1 Kings 12

I have been young, and now am old, yet I have not seen the righteous forsaken or his children begging for bread (Psalm 37:25). 

Wisdom is not always attached to age, for there are old men who remain foolish, and young men who are wise.  Whether one is young or old, the fear of the Lord remains the beginning of wisdom. 

Yet, for one who fears the Lord, great wisdom can be gained through years.  For instance, David in the psalm above testifies to the goodness of God toward the righteous, which he not only has expected from the word of God, but has observed in his experience with God’s people.  And that comes from years. 

In the 1 Kings 12 passage at hand, Rehoboam makes a mistake that is characteristic of our age, and apparently also of his.  Seeking counsel concerning how he should govern as a new king, he spurned the counsel of his elders, who instructed him to deal kindly with his people, and instead followed the counsel of his younger peers, who told him to rule with strict and stern discipline.  We know how it turned out.  He lost the kingdom.

Rehoboam’s loss will not surprise the wise.  One of the follies of youth is a confusion concerning where true strength lies, seeing the locus of true authority in the strength of the arm rather than in the kindness that is the fruit of love.  The elders understood this.  For my part, I am not convinced that the young men with whom Rehoboam consulted were altogether ill-intentioned.  They may well have thought that strength lies primarily in the resolution of the will, and that Rehoboam would be most effective as he brought strict discipline upon the people.    

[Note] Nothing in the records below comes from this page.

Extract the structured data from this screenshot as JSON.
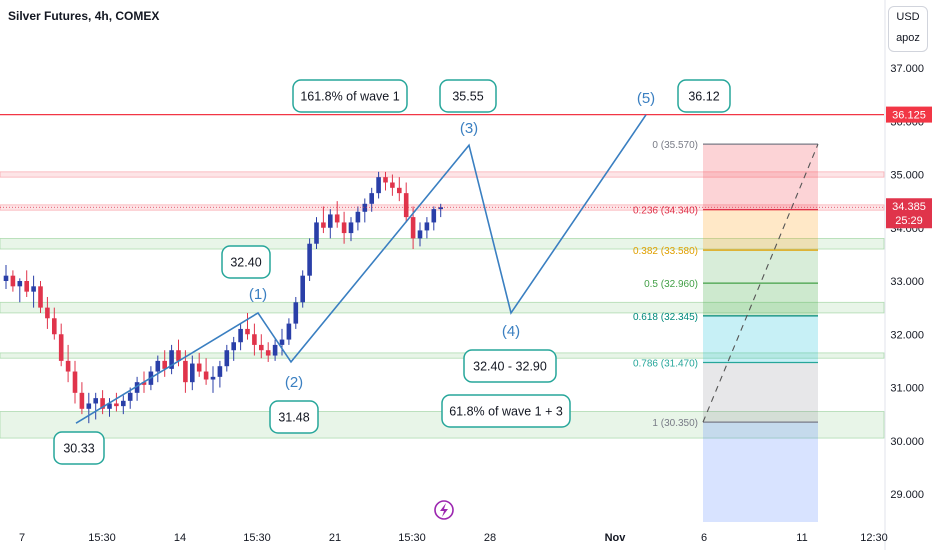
{
  "header": {
    "title": "Silver Futures, 4h, COMEX",
    "currency": "USD",
    "user": "apoz"
  },
  "colors": {
    "up": "#2a3fa8",
    "down": "#e0344b",
    "wave": "#3a7fc1",
    "resistance": "#f23645",
    "zone_green": "#c8e6c9"
  },
  "icons": [
    "lightning-icon"
  ],
  "chart_data": {
    "type": "candlestick",
    "title": "Silver Futures, 4h, COMEX",
    "ylim": [
      28.5,
      37.4
    ],
    "y_ticks": [
      "37.000",
      "36.000",
      "35.000",
      "34.000",
      "33.000",
      "32.000",
      "31.000",
      "30.000",
      "29.000"
    ],
    "x_tick_labels": [
      "7",
      "15:30",
      "14",
      "15:30",
      "21",
      "15:30",
      "28",
      "Nov",
      "6",
      "11",
      "12:30"
    ],
    "price_labels": {
      "resistance": "36.125",
      "last_price": "34.385",
      "countdown": "25:29"
    },
    "candles": [
      [
        33.0,
        33.3,
        32.85,
        33.1
      ],
      [
        33.1,
        33.2,
        32.8,
        32.9
      ],
      [
        32.9,
        33.05,
        32.6,
        33.0
      ],
      [
        33.0,
        33.2,
        32.7,
        32.8
      ],
      [
        32.8,
        33.1,
        32.5,
        32.9
      ],
      [
        32.9,
        33.0,
        32.4,
        32.5
      ],
      [
        32.5,
        32.7,
        32.1,
        32.3
      ],
      [
        32.3,
        32.5,
        31.9,
        32.0
      ],
      [
        32.0,
        32.2,
        31.4,
        31.5
      ],
      [
        31.5,
        31.8,
        31.1,
        31.3
      ],
      [
        31.3,
        31.5,
        30.7,
        30.9
      ],
      [
        30.9,
        31.1,
        30.5,
        30.6
      ],
      [
        30.6,
        30.9,
        30.33,
        30.7
      ],
      [
        30.7,
        30.9,
        30.4,
        30.8
      ],
      [
        30.8,
        30.95,
        30.5,
        30.6
      ],
      [
        30.6,
        30.8,
        30.45,
        30.7
      ],
      [
        30.7,
        30.9,
        30.55,
        30.65
      ],
      [
        30.65,
        30.85,
        30.5,
        30.75
      ],
      [
        30.75,
        31.0,
        30.6,
        30.9
      ],
      [
        30.9,
        31.2,
        30.75,
        31.1
      ],
      [
        31.1,
        31.3,
        30.9,
        31.05
      ],
      [
        31.05,
        31.4,
        30.95,
        31.3
      ],
      [
        31.3,
        31.6,
        31.1,
        31.5
      ],
      [
        31.5,
        31.7,
        31.2,
        31.35
      ],
      [
        31.35,
        31.8,
        31.25,
        31.7
      ],
      [
        31.7,
        31.9,
        31.4,
        31.5
      ],
      [
        31.5,
        31.7,
        30.9,
        31.1
      ],
      [
        31.1,
        31.6,
        30.95,
        31.45
      ],
      [
        31.45,
        31.65,
        31.2,
        31.3
      ],
      [
        31.3,
        31.55,
        31.05,
        31.15
      ],
      [
        31.15,
        31.4,
        30.9,
        31.2
      ],
      [
        31.2,
        31.5,
        31.0,
        31.4
      ],
      [
        31.4,
        31.8,
        31.3,
        31.7
      ],
      [
        31.7,
        31.95,
        31.5,
        31.85
      ],
      [
        31.85,
        32.2,
        31.7,
        32.1
      ],
      [
        32.1,
        32.4,
        31.9,
        32.0
      ],
      [
        32.0,
        32.2,
        31.6,
        31.8
      ],
      [
        31.8,
        32.0,
        31.55,
        31.7
      ],
      [
        31.7,
        31.85,
        31.48,
        31.6
      ],
      [
        31.6,
        31.9,
        31.5,
        31.8
      ],
      [
        31.8,
        32.1,
        31.6,
        31.9
      ],
      [
        31.9,
        32.3,
        31.8,
        32.2
      ],
      [
        32.2,
        32.7,
        32.1,
        32.6
      ],
      [
        32.6,
        33.2,
        32.5,
        33.1
      ],
      [
        33.1,
        33.8,
        33.0,
        33.7
      ],
      [
        33.7,
        34.2,
        33.6,
        34.1
      ],
      [
        34.1,
        34.4,
        33.9,
        34.0
      ],
      [
        34.0,
        34.35,
        33.8,
        34.25
      ],
      [
        34.25,
        34.5,
        34.0,
        34.1
      ],
      [
        34.1,
        34.3,
        33.7,
        33.9
      ],
      [
        33.9,
        34.2,
        33.75,
        34.1
      ],
      [
        34.1,
        34.4,
        33.95,
        34.3
      ],
      [
        34.3,
        34.55,
        34.1,
        34.45
      ],
      [
        34.45,
        34.75,
        34.3,
        34.65
      ],
      [
        34.65,
        35.05,
        34.55,
        34.95
      ],
      [
        34.95,
        35.05,
        34.7,
        34.85
      ],
      [
        34.85,
        35.0,
        34.6,
        34.75
      ],
      [
        34.75,
        34.95,
        34.5,
        34.65
      ],
      [
        34.65,
        34.85,
        34.1,
        34.2
      ],
      [
        34.2,
        34.4,
        33.6,
        33.8
      ],
      [
        33.8,
        34.1,
        33.65,
        33.95
      ],
      [
        33.95,
        34.2,
        33.8,
        34.1
      ],
      [
        34.1,
        34.4,
        33.95,
        34.35
      ],
      [
        34.35,
        34.45,
        34.2,
        34.385
      ]
    ],
    "zones": [
      {
        "from": 35.05,
        "to": 34.95,
        "color": "red"
      },
      {
        "from": 34.43,
        "to": 34.33,
        "color": "red"
      },
      {
        "from": 33.8,
        "to": 33.6,
        "color": "green"
      },
      {
        "from": 32.6,
        "to": 32.4,
        "color": "green"
      },
      {
        "from": 31.65,
        "to": 31.55,
        "color": "green"
      },
      {
        "from": 30.55,
        "to": 30.05,
        "color": "green"
      }
    ],
    "resistance_level": 36.125,
    "wave_path": [
      {
        "label": "",
        "x": "9 15:30",
        "y": 30.33
      },
      {
        "label": "(1)",
        "x": "15 15:30",
        "y": 32.4
      },
      {
        "label": "(2)",
        "x": "17",
        "y": 31.48
      },
      {
        "label": "(3)",
        "x": "25 12:00",
        "y": 35.55
      },
      {
        "label": "(4)",
        "x": "28 08:00",
        "y": 32.4
      },
      {
        "label": "(5)",
        "x": "Nov 2",
        "y": 36.12
      }
    ],
    "fibonacci": {
      "levels": [
        {
          "ratio": "0",
          "price": "35.570",
          "value": 35.57
        },
        {
          "ratio": "0.236",
          "price": "34.340",
          "value": 34.34
        },
        {
          "ratio": "0.382",
          "price": "33.580",
          "value": 33.58
        },
        {
          "ratio": "0.5",
          "price": "32.960",
          "value": 32.96
        },
        {
          "ratio": "0.618",
          "price": "32.345",
          "value": 32.345
        },
        {
          "ratio": "0.786",
          "price": "31.470",
          "value": 31.47
        },
        {
          "ratio": "1",
          "price": "30.350",
          "value": 30.35
        }
      ]
    },
    "annotations": {
      "wave1_target": "161.8% of wave 1",
      "wave3_price": "35.55",
      "wave5_price": "36.12",
      "wave1_price": "32.40",
      "wave2_price": "31.48",
      "start_price": "30.33",
      "wave4_range": "32.40 - 32.90",
      "wave4_note": "61.8% of wave 1 + 3"
    }
  }
}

I remember it well.  As a young father, having read several childrearing books (one in particular), I became convinced that raising children well was a matter of consistent discipline, and of establishing my authority as their father.  But it didn’t produce fruit of joy in the Lord.  I came to see that the fruit of the Spirit in the home—love, joy, peace, patience, kindness, gentleness, faithfulness, goodness, and self control (Gal 5:22)—was the foundation upon which raising children rests, and the atmosphere in which discipline and child training must take place.  I also learned that, at least for the flesh, walking in love and gentleness is far more difficult than administering strict discipline.  And far more effective.   Because true authority, and true strength, lies in love. 

Most of us, in one way or another, have arenas where we exercise authority.  Take heed to Rehoboam.  Otherwise you may well lose the kingdom.